Emile Mosseri’s lush ‘Last Man’ score swirls over a fairy-tale-like story

Share via

“The Last Black Man in San Francisco” is set in the modern day, but it sings like an old fable. And Emile Mosseri, making his feature film solo scoring debut, wrote a fairy-tale score to match.

Director Joe Talbot, also making his feature debut, envisioned the true-ish story of his friend Jimmie Fails — who squats in a grand old house that he claims was built by his grandfather — as a tale about a deposed prince exiled from his castle. Everyday moments in a rapidly gentrifying American city are stylized and slowed down, heightened and infused with operatic import.

“It’s a movie about dreams, and your imagination, and nostalgia,” said Talbot, “and those things, in our hearts, I think can feel so big. If there was a way to tap into that musically, it was going to be important.”


The movie was “a composer’s dream,” said Mosseri. “There are a lot of scenes in this film that are big montages, with these beautiful images of San Francisco. I felt lucky to get that kind of opportunity, to score scenes that cried out for music in that way.”

Taking inspiration from European composers like Michael Nyman and Georges Delerue, Mosseri “romanticized” the city with its own impressionistic identity — swirling woodwinds, shivering strings and regal brass.

He wrote a main theme for the friendship between Jimmie and Montgomery (Jonathan Majors), which reflects the special tenderness and intimacy they share. Organ and gospel-like choir support the spiritual connection between Jimmie and his old house, and the voice of Ralph Cato soars above the skyline with a wordless requiem. Cato’s baritone is the ghost of Jimmie’s grandfather, in a way — and a lament for the city’s loss of the non-rich and the non-white.
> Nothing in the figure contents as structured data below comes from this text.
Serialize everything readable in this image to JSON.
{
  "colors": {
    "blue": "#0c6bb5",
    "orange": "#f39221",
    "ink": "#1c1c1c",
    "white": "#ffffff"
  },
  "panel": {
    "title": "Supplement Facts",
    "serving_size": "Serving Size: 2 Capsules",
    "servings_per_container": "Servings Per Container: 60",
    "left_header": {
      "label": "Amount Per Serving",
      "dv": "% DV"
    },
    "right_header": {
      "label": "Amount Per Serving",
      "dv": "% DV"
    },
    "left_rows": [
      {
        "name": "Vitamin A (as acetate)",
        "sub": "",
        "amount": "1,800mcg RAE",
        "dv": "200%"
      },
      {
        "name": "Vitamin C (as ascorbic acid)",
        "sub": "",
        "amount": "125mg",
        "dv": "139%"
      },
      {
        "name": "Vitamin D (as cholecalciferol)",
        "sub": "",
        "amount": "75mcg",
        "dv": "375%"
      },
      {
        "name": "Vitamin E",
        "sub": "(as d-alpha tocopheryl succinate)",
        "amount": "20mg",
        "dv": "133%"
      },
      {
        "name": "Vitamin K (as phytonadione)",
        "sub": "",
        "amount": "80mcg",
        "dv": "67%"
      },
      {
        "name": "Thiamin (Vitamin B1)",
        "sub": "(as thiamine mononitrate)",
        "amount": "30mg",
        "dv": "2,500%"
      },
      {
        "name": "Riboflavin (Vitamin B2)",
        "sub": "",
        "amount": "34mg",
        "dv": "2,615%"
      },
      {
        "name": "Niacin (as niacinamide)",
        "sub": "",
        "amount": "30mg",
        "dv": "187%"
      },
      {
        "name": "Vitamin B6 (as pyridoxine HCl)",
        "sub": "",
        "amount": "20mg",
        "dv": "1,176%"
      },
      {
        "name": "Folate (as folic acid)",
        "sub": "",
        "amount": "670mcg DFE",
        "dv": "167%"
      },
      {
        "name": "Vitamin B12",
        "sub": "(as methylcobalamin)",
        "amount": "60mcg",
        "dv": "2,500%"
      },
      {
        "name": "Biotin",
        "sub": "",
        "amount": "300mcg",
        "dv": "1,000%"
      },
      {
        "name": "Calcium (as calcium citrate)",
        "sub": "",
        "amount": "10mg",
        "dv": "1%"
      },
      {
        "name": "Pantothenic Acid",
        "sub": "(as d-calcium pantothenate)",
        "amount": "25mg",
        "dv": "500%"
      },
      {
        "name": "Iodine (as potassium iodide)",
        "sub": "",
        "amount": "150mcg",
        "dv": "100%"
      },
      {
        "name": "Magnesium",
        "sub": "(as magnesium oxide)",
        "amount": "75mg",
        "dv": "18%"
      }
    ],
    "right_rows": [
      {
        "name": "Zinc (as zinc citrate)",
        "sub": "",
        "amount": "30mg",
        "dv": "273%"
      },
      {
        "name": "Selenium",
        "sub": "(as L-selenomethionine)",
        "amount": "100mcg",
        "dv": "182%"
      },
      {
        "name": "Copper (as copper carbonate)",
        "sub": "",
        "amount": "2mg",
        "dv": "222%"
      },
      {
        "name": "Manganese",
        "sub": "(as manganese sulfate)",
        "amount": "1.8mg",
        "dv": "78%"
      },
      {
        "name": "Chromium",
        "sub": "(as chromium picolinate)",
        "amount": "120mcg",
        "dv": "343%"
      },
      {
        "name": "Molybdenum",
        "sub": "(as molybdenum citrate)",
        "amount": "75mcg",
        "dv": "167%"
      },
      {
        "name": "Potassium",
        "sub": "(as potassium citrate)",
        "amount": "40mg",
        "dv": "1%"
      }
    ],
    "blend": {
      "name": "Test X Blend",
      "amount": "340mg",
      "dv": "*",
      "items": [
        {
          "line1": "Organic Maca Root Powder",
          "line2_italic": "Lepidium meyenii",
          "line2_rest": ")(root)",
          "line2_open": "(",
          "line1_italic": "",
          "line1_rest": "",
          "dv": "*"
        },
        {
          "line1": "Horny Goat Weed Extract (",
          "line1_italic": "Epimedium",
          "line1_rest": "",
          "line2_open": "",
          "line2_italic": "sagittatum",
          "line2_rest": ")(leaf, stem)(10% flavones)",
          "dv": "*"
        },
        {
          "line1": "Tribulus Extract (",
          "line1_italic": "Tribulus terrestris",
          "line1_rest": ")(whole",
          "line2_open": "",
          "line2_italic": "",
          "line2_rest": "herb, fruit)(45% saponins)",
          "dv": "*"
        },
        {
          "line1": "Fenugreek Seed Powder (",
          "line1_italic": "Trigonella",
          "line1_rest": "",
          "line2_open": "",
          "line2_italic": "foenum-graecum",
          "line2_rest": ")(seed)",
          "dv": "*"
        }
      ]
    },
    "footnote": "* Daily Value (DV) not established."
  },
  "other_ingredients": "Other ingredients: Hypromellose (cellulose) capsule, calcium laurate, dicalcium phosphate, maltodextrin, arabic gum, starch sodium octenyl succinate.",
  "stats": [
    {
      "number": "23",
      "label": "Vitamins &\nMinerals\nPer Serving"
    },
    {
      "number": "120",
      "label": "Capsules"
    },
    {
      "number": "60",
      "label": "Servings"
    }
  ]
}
“It’s hard to imagine this movie without Emile’s music at this point,” said Talbot. “It’s just such an integral part of the feeling that people walk away with when they see it.”
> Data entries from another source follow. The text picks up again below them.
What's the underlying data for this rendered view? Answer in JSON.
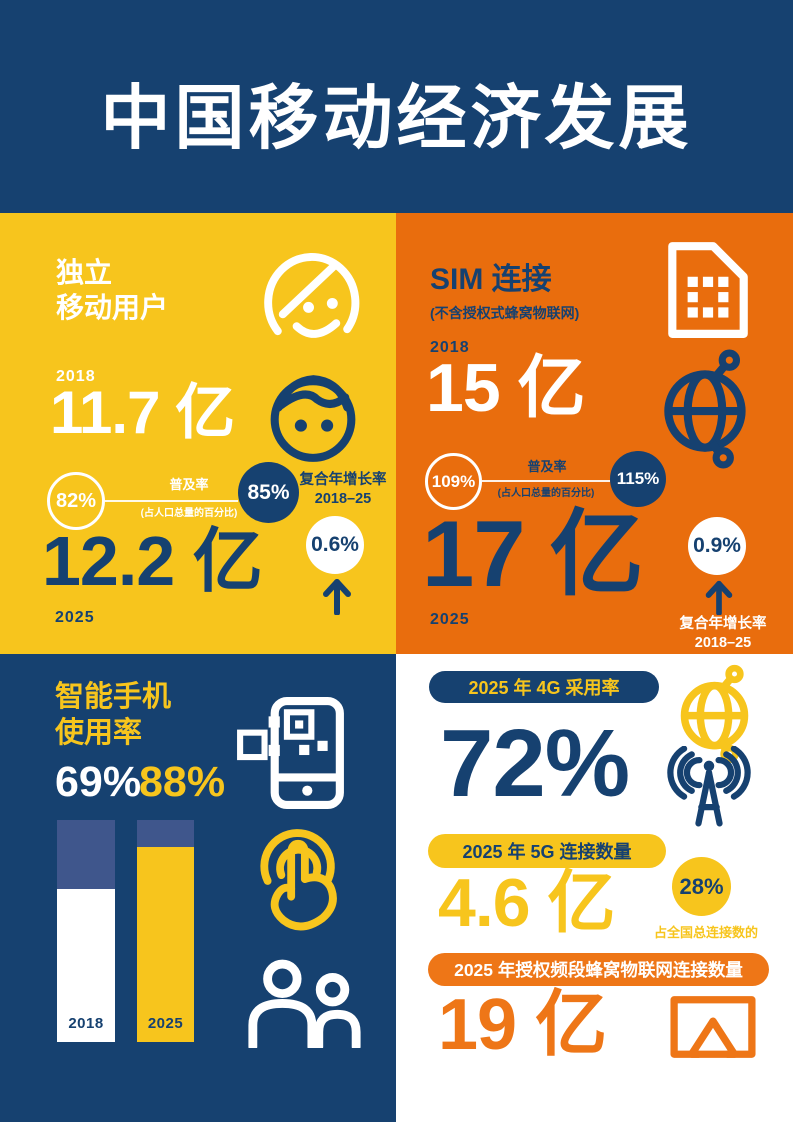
{
  "header": {
    "title": "中国移动经济发展"
  },
  "sections": {
    "users": {
      "title_line1": "独立",
      "title_line2": "移动用户",
      "year_start": "2018",
      "value_start": "11.7 亿",
      "penetration_start": "82%",
      "penetration_label": "普及率",
      "penetration_sublabel": "(占人口总量的百分比)",
      "penetration_end": "85%",
      "cagr_label_line1": "复合年增长率",
      "cagr_label_line2": "2018–25",
      "value_end": "12.2 亿",
      "cagr_value": "0.6%",
      "year_end": "2025"
    },
    "sim": {
      "title": "SIM 连接",
      "subtitle": "(不含授权式蜂窝物联网)",
      "year_start": "2018",
      "value_start": "15 亿",
      "penetration_start": "109%",
      "penetration_label": "普及率",
      "penetration_sublabel": "(占人口总量的百分比)",
      "penetration_end": "115%",
      "value_end": "17 亿",
      "cagr_value": "0.9%",
      "cagr_label_line1": "复合年增长率",
      "cagr_label_line2": "2018–25",
      "year_end": "2025"
    },
    "smartphone": {
      "title_line1": "智能手机",
      "title_line2": "使用率",
      "value_2018": "69%",
      "value_2025": "88%",
      "bar_label_2018": "2018",
      "bar_label_2025": "2025"
    },
    "forecast": {
      "adoption_4g_label": "2025 年 4G 采用率",
      "adoption_4g_value": "72%",
      "connections_5g_label": "2025 年 5G 连接数量",
      "connections_5g_value": "4.6 亿",
      "connections_5g_share": "28%",
      "connections_5g_share_label": "占全国总连接数的",
      "iot_label": "2025 年授权频段蜂窝物联网连接数量",
      "iot_value": "19 亿"
    }
  },
  "icons": {
    "woman-face-icon": "female user outline",
    "man-face-icon": "male user outline",
    "sim-card-icon": "SIM card with chip contacts",
    "globe-network-icon": "globe with connection nodes",
    "phone-qr-icon": "smartphone scanning QR code",
    "touch-gesture-icon": "finger tap with ripple circles",
    "people-icon": "two user silhouettes",
    "radio-tower-icon": "antenna mast with radio waves",
    "screen-cast-icon": "display with cast triangle",
    "arrow-up-icon": "upward growth arrow"
  },
  "colors": {
    "navy": "#164170",
    "yellow": "#F7C51D",
    "orange": "#E96D0D",
    "orange_bright": "#EE7617",
    "slate": "#3F568C",
    "white": "#FFFFFF"
  },
  "chart_data": [
    {
      "type": "table",
      "title": "独立移动用户",
      "categories": [
        "2018",
        "2025"
      ],
      "series": [
        {
          "name": "独立移动用户 (亿)",
          "values": [
            11.7,
            12.2
          ]
        },
        {
          "name": "普及率 (占人口总量的百分比, %)",
          "values": [
            82,
            85
          ]
        }
      ],
      "cagr_2018_25_pct": 0.6
    },
    {
      "type": "table",
      "title": "SIM 连接 (不含授权式蜂窝物联网)",
      "categories": [
        "2018",
        "2025"
      ],
      "series": [
        {
          "name": "SIM 连接 (亿)",
          "values": [
            15,
            17
          ]
        },
        {
          "name": "普及率 (占人口总量的百分比, %)",
          "values": [
            109,
            115
          ]
        }
      ],
      "cagr_2018_25_pct": 0.9
    },
    {
      "type": "bar",
      "title": "智能手机使用率",
      "categories": [
        "2018",
        "2025"
      ],
      "values": [
        69,
        88
      ],
      "unit": "%",
      "ylim": [
        0,
        100
      ],
      "bar_colors": [
        "#FFFFFF",
        "#F7C51D"
      ]
    },
    {
      "type": "table",
      "title": "2025 年预测",
      "rows": [
        [
          "2025 年 4G 采用率",
          "72%"
        ],
        [
          "2025 年 5G 连接数量",
          "4.6 亿 (占全国总连接数的 28%)"
        ],
        [
          "2025 年授权频段蜂窝物联网连接数量",
          "19 亿"
        ]
      ]
    }
  ]
}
Mosseri, 34, grew up in New York and studied film scoring at Berklee College of Music. He spent several years making music and touring with his indie band, the Dig, before contributing additional music to Terence Nance’s 2012 film, “An Oversimplification of Her Beauty.”

He scored Nance’s HBO series, “Random Acts of Flyness,” which is where Talbot first heard his music. The director grew up loving overt, melodic scores by the likes of Nyman and Danny Elfman, and “the movie scores of my childhood and my teen years, I think, made me want to make movies as much as any directors,” Talbot said.
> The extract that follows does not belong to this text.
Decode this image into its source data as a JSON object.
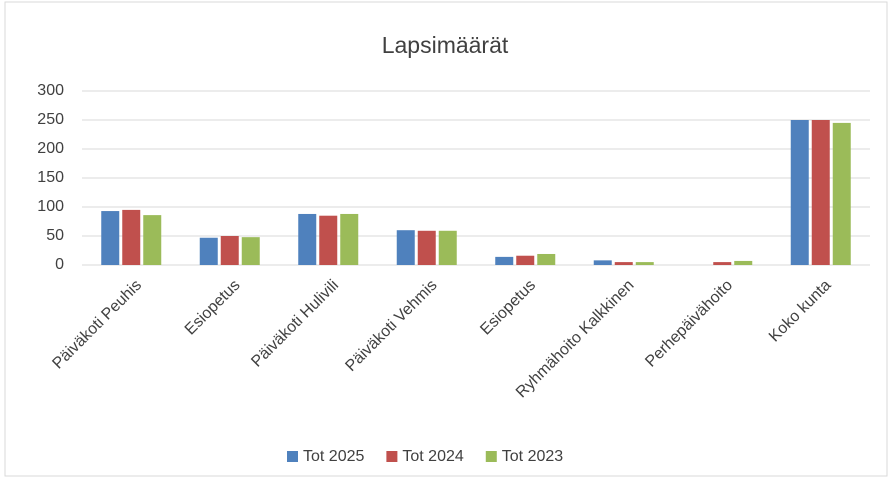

“I always loved big movie scores,” the director continued. “When you’re making your first movies, and you try to score them with something big — you take a piece of music from some famous movie — it’s always sort of embarrassing, because your first films don’t quite earn that big, powerful score.”

For “Last Black Man,” which premiered to rave reviews and the directing award at Sundance, “I dreamed and hoped that we could create something that would justify having a big score,” Talbot said.


“I always thought of this movie as a modern-day epic,” said Mosseri. “It’s a tragedy; it’s a classic story. So you want the music to feel classic.”

This being a low-budget film, the score’s 25-piece string section was recorded in Budapest. Brass, woodwinds, piano and vocals were recorded in L.A. and New York.

Big, expressive, tuneful scores like this aren’t too common anymore, at least in Hollywood. (“Marriage Story” by Randy Newman, Mosseri’s hero, is a rare exception.) But there are young, up-and-coming filmmakers like Talbot who believe in the power of “great movie scores that outlast the movies that they’re from.”

“You want to walk up to that line where you make somebody feel something, and write emotive music,” Talbot said, “but without crossing it into a place that’s cheesy or saccharine in any way.”

Mosseri recently scored Miranda July’s crime drama, “Kajillionaire,” and is working on the second season of the Amazon series “Homecoming.” Talbot is excited to work with the composer again, and include him even earlier in the process.

“I’m so inspired by what Emile wrote for this movie that, now, I don’t want to make a film that can’t incorporate big, lush music,” Talbot said. “Every potential story that I’m thinking about making into the next film has to be able to, in some ways, be built around music that Emile’s going to write.”